The situation, though, devolved even further when former Arkansas governor and current Fox News television personality Mike Huckabee told his audience that August 1, 2012 would be National Chick-Fil-A day. It was time for good traditional-marriage-loving citizens to put their money where their mouths were and go buy a chicken sandwich. People did so in droves, and CFA experienced a record sales day.
I could explain why I think this was misguided, at best, and hateful, at worst, but instead I'll just quote a tremendous blog post by Matthew Paul Turner entitled "5 Reasons Why the Church Failed Yesterday."
Call yesterday what you want, freedom of speech, a rally behind “family values,” a sincere fascination with CFA’s brand of fried poultry… but it cannot be called love. It was not love.People felt hate and we ignored that. At the end of the day, regardless of whether or not your Christian understanding of scripture harbors hate or not, a large group of people felt hated.By rallying behind CFA, Christians put an issue above people. And it’s impossible to follow Jesus when issues trump people. Jesus never said “love God, love causes.” Once in a while, our culture needs to be surprised by how much we love people–all people. Once in a while, our culture needs to be overwhelmed with joy that we are involved in the greater story. Once in a while, our culture needs to see us being a part of the solution and not the problem. But yesterday? There were no surprises.Yesterday’s hoopla surrounding CFA did nothing to prove that Christians don’t hate gay people. Oh I know that most Christians will say, “I don’t hate gay people!!”But did supporting CFA Appreciation Day prove that?

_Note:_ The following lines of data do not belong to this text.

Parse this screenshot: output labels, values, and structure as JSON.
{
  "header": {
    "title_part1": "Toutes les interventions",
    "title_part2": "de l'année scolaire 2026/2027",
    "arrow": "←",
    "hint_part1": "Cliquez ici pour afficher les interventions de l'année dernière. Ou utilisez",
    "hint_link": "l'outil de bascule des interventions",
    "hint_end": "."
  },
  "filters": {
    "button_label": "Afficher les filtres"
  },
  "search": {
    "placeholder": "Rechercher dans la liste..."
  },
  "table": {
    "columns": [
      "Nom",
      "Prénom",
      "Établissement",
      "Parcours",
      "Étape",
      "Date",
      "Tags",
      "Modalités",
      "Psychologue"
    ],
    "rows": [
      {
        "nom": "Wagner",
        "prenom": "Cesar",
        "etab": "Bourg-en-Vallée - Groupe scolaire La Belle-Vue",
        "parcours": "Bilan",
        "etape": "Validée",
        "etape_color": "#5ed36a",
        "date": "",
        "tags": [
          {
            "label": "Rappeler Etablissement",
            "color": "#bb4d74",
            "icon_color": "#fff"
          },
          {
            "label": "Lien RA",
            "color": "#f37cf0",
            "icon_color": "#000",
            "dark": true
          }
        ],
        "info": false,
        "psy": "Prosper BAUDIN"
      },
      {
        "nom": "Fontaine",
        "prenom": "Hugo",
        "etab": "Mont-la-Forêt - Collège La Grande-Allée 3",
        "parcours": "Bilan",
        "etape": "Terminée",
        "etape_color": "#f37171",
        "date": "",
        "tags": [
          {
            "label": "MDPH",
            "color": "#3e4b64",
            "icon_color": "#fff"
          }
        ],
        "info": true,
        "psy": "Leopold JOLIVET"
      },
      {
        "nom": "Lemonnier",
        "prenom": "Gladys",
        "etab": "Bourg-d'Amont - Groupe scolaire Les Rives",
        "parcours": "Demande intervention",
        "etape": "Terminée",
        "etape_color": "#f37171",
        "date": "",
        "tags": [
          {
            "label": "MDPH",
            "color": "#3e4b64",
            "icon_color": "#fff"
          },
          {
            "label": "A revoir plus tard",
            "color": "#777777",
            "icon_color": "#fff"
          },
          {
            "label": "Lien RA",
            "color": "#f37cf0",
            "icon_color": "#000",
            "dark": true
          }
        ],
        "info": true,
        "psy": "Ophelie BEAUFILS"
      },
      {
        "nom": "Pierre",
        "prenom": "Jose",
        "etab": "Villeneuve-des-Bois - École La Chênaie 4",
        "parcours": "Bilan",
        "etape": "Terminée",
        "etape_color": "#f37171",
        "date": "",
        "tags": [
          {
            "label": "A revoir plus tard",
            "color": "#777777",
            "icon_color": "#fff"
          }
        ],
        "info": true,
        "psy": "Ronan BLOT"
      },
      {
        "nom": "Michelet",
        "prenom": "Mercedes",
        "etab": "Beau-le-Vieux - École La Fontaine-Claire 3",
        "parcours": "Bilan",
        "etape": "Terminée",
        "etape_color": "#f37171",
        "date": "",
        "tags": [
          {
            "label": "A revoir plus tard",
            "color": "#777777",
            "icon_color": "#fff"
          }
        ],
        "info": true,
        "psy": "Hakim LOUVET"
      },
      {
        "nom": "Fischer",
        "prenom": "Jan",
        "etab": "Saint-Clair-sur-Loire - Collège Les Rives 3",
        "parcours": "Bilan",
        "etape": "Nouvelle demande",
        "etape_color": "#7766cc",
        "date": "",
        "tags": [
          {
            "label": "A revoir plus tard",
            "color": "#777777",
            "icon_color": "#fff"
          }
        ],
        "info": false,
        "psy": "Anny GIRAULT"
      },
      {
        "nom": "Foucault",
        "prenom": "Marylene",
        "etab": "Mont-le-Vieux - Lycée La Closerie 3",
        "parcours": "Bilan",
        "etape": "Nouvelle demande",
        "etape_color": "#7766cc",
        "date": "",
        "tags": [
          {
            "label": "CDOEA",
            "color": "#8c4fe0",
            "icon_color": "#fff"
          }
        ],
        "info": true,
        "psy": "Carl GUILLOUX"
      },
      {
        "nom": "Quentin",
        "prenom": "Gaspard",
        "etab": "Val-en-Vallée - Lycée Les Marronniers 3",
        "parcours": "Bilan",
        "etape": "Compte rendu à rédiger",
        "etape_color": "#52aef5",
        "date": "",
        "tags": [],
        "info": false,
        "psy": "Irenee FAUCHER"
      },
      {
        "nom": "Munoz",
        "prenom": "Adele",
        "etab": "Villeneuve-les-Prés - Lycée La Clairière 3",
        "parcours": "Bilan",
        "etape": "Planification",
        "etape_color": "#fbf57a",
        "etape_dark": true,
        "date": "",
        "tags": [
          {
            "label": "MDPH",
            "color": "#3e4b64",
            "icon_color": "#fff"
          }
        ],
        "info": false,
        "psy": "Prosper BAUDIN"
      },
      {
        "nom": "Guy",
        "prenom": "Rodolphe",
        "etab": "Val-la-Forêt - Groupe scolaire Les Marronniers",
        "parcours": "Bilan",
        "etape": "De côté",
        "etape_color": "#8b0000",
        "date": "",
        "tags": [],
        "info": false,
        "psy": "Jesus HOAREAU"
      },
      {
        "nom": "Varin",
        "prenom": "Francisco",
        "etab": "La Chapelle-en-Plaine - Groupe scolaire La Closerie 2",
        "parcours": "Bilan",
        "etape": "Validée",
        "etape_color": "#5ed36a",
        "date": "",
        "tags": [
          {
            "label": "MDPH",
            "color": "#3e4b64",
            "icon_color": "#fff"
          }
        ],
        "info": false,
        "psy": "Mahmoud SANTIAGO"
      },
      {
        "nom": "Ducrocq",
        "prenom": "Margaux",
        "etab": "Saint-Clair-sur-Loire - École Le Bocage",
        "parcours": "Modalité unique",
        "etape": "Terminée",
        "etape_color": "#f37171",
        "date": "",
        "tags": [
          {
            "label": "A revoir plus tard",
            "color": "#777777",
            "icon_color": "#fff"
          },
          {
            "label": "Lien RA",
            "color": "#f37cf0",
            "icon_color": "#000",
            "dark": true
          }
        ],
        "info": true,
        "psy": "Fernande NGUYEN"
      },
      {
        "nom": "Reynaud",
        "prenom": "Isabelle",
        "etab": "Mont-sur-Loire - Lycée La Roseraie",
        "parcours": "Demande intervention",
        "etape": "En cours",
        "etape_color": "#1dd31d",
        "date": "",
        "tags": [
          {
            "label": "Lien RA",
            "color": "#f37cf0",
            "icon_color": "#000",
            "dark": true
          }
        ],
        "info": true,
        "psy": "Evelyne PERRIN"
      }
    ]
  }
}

In closing this post I'm expanding a bit my "closing statement" from the Facebook thread I mentioned at the beginning of this post because I think it's the best job I've done of summarizing my feelings on this matter, thanks for reading:
I think we've got differing views on the degree to which our faith should inform our political opinions, or, rather the extent to which our faith should actually be POLICY. And I think legislating Christian morals serves only to be divisive, to alienate, and to oppress and I don't think it is AT ALL the intention of the Biblical authors that their standards of conduct be applied to non-believers.
I've had several friends in this thread say things like I am their "favorite Christian" or the example they hold up when trying to think of a "good one." It is meant as praise, but it makes me a little sick because it means SO MANY of my brethren are doing the faith a disservice through their politics. THEIR POLITICS. Ugh.
Any Christian will tell you that the most important three things (to the faith) that Jesus said were, in this order, "Love the Lord your God with all your heart, soul, and mind" and "Love your neighbor as yourself." (he said those two back to back). Followed by the Great Commission, "Go and make disciples of all nations." They'll also all argue that the third thing is pretty obviously impossible without the first two. Additionally a Christian will argue (though an atheist would surely disagree) that the second thing isn't possible without the first.Christians as a group and especially "the church" as the public entity that exists in the world is TERRIBLE at that second thing. Terrible to the point of absurdity. Terrible to the point that the vast majority of Non-Christian humans would be forgiven for believing the church's stated goal was the OPPOSITE of that second thing.And that is, to me, pretty depressing.I can debate semantics and textual interpretation all day, but at the end of that day we really just need to suck a LOT less at the basic tenets of our faith.